Witt, CM, Michalsen, A, Roll, S, Morandi, A, Gupta, S, Rosenberg, M, Kronpass, L, Stapelfeldt, E, Hissar, S, Müller, M, et al
Trials. 2013;:149
Abstract
BACKGROUND Traditional Indian Ayurvedic medicine uses complex treatment approaches, including manual therapies, lifestyle and nutritional advice, dietary supplements, medication, yoga, and purification techniques. Ayurvedic strategies are often used to treat osteoarthritis (OA) of the knee; however, no systematic data are available on their effectiveness in comparison with standard care. The aim of this study is to evaluate the effectiveness of complex Ayurvedic treatment in comparison with conventional methods of treating OA symptoms in patients with knee osteoarthritis. METHODS AND DESIGN In a prospective, multicenter, randomized controlled trial, 150 patients between 40 and 70 years, diagnosed with osteoarthritis of the knee, following American College of Rheumatology criteria and an average pain intensity of ≥40 mm on a 100 mm visual analog scale in the affected knee at baseline will be randomized into two groups.
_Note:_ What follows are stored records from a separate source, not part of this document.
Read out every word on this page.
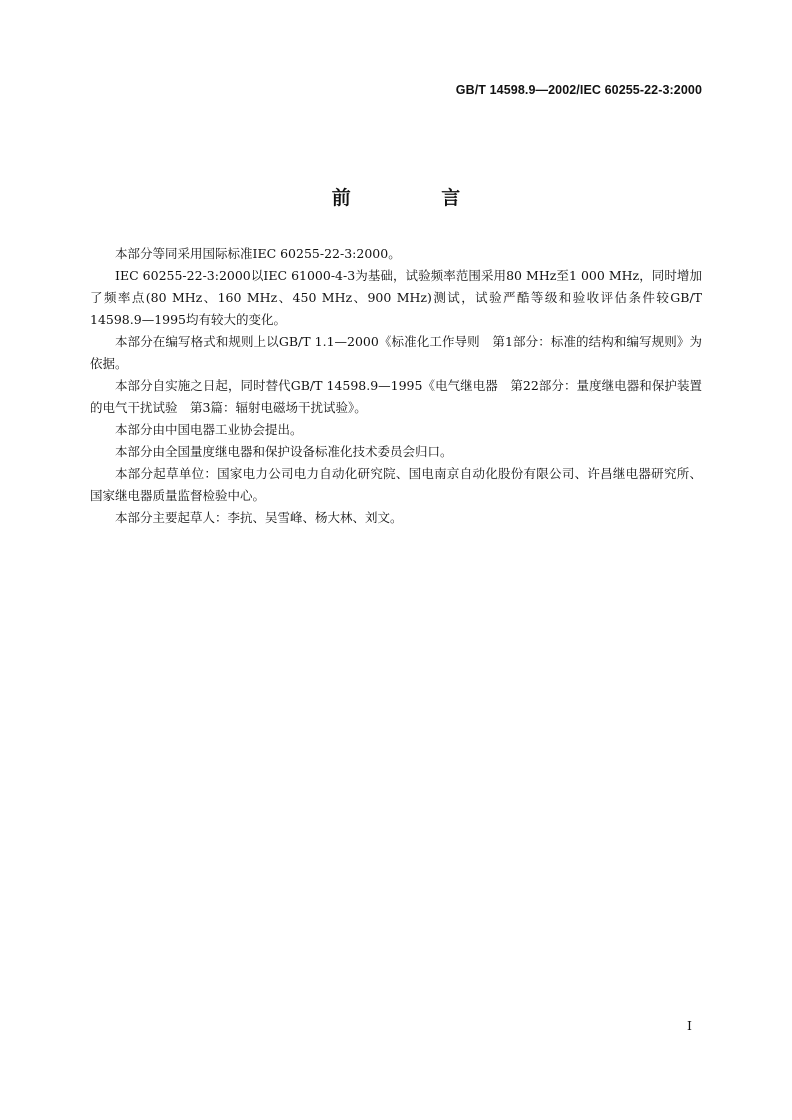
GB/T 14598.9—2002/IEC 60255-22-3:2000
前 言

本部分等同采用国际标准IEC 60255-22-3:2000。

IEC 60255-22-3:2000以IEC 61000-4-3为基础，试验频率范围采用80 MHz至1 000 MHz，同时增加了频率点(80 MHz、160 MHz、450 MHz、900 MHz)测试，试验严酷等级和验收评估条件较GB/T 14598.9—1995均有较大的变化。

本部分在编写格式和规则上以GB/T 1.1—2000《标准化工作导则　第1部分：标准的结构和编写规则》为依据。

本部分自实施之日起，同时替代GB/T 14598.9—1995《电气继电器　第22部分：量度继电器和保护装置的电气干扰试验　第3篇：辐射电磁场干扰试验》。

本部分由中国电器工业协会提出。

本部分由全国量度继电器和保护设备标准化技术委员会归口。

本部分起草单位：国家电力公司电力自动化研究院、国电南京自动化股份有限公司、许昌继电器研究所、国家继电器质量监督检验中心。

本部分主要起草人：李抗、吴雪峰、杨大林、刘文。

I
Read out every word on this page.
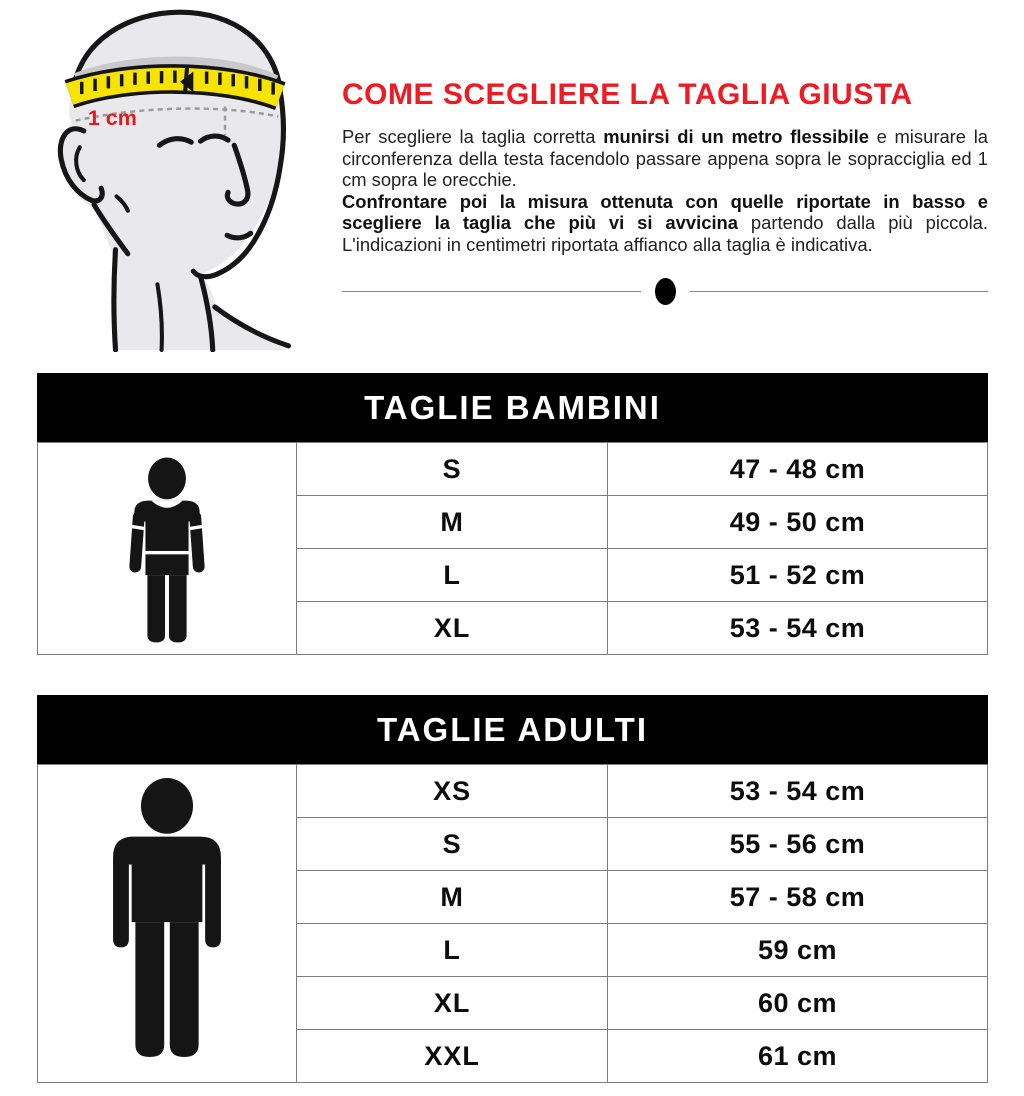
1 cm
COME SCEGLIERE LA TAGLIA GIUSTA

Per scegliere la taglia corretta munirsi di un metro flessibile e misurare la circonferenza della testa facendolo passare appena sopra le sopracciglia ed 1 cm sopra le orecchie.

Confrontare poi la misura ottenuta con quelle riportate in basso e scegliere la taglia che più vi si avvicina partendo dalla più piccola. L'indicazioni in centimetri riportata affianco alla taglia è indicativa.

TAGLIE BAMBINI
	S	47 - 48 cm
	M	49 - 50 cm
	L	51 - 52 cm
	XL	53 - 54 cm
TAGLIE ADULTI
	XS	53 - 54 cm
	S	55 - 56 cm
	M	57 - 58 cm
	L	59 cm
	XL	60 cm
	XXL	61 cm
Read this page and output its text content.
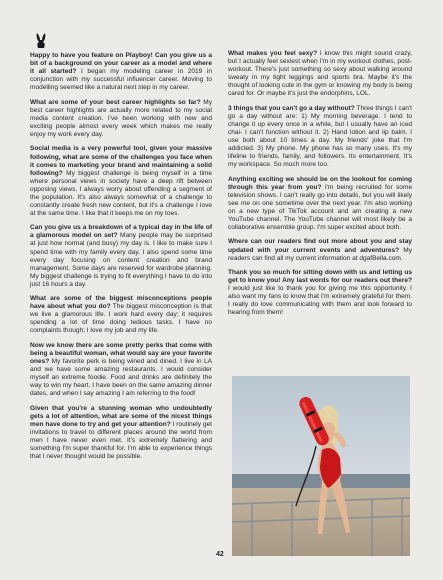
Happy to have you feature on Playboy! Can you give us a bit of a background on your career as a model and where it all started? I began my modeling career in 2019 in conjunction with my successful influencer career. Moving to modelling seemed like a natural next step in my career.

What are some of your best career highlights so far? My best career highlights are actually more related to my social media content creation. I've been working with new and exciting people almost every week which makes me really enjoy my work every day.

Social media is a very powerful tool, given your massive following, what are some of the challenges you face when it comes to marketing your brand and maintaining a solid following? My biggest challenge is being myself in a time where personal views in society have a deep rift between opposing views. I always worry about offending a segment of the population. It's also always somewhat of a challenge to constantly create fresh new content, but it's a challenge I love at the same time. I like that it keeps me on my toes.

Can you give us a breakdown of a typical day in the life of a glamorous model on set? Many people may be surprised at just how normal (and busy) my day is. I like to make sure I spend time with my family every day. I also spend some time every day focusing on content creation and brand management. Some days are reserved for wardrobe planning. My biggest challenge is trying to fit everything I have to do into just 16 hours a day.

What are some of the biggest misconceptions people have about what you do? The biggest misconception is that we live a glamorous life. I work hard every day; it requires spending a lot of time doing tedious tasks. I have no complaints though; I love my job and my life.

Now we know there are some pretty perks that come with being a beautiful woman, what would say are your favorite ones? My favorite perk is being wined and dined. I live in LA and we have some amazing restaurants. I would consider myself an extreme foodie. Food and drinks are definitely the way to win my heart. I have been on the same amazing dinner dates, and when I say amazing I am referring to the food!

Given that you're a stunning woman who undoubtedly gets a lot of attention, what are some of the nicest things men have done to try and get your attention? I routinely get invitations to travel to different places around the world from men I have never even met. It's extremely flattering and something I'm super thankful for. I'm able to experience things that I never thought would be possible.

What makes you feel sexy? I know this might sound crazy, but I actually feel sexiest when I'm in my workout clothes, post-workout. There's just something so sexy about walking around sweaty in my tight leggings and sports bra. Maybe it's the thought of looking cute in the gym or knowing my body is being cared for. Or maybe it's just the endorphins, LOL.

3 things that you can't go a day without? Three things I can't go a day without are: 1) My morning beverage. I tend to change it up every once in a while, but I usually have an iced chai- I can't function without it. 2) Hand lotion and lip balm. I use both about 10 times a day. My friends' joke that I'm addicted. 3) My phone. My phone has so many uses. It's my lifeline to friends, family, and followers. Its entertainment. It's my workspace. So much more too.

Anything exciting we should be on the lookout for coming through this year from you? I'm being recruited for some television shows. I can't really go into details, but you will likely see me on one sometime over the next year. I'm also working on a new type of TikTok account and am creating a new YouTube channel. The YouTube channel will most likely be a collaborative ensemble group. I'm super excited about both.

Where can our readers find out more about you and stay updated with your current events and adventures? My readers can find all my current information at dgafBella.com.

Thank you so much for sitting down with us and letting us get to know you! Any last words for our readers out there? I would just like to thank you for giving me this opportunity. I also want my fans to know that I'm extremely grateful for them. I really do love communicating with them and look forward to hearing from them!

42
In the Ayurveda group, treatment will include tailored combinations of manual treatments, massages, dietary and lifestyle advice, consideration of selected foods, nutritional supplements, yoga posture advice, and knee massage. Patients in the conventional group will receive self-care advice, pain medication, weight-loss advice (if overweight), and physiotherapy following current international guidelines. Both groups will receive 15 treatment sessions over 12 weeks. Outcomes will be evaluated after 6 and 12 weeks and 6 and 12 months. The primary endpoint is a change in the score on the Western Ontario and McMaster University Osteoarthritis Index (WOMAC) after 12 weeks. Secondary outcome measurements will use WOMAC subscales, a pain disability index, a visual analog scale for pain and sleep quality, a pain experience scale, a quality-of-life index, a profile of mood states, and Likert scales for patient satisfaction, patient diaries, and safety. Using an adapted PRECIS scale, the trial was identified as lying mainly in the middle of the efficacy-effectiveness continuum. DISCUSSION This trial is the first to compare the effectiveness of a complex Ayurvedic intervention with a complex conventional intervention in a Western medical setting in patients with knee osteoarthritis. During the trial design, aspects of efficacy and effectiveness were discussed. The resulting design is a compromise between rigor and pragmatism. TRIAL REGISTRATION NCT01225133.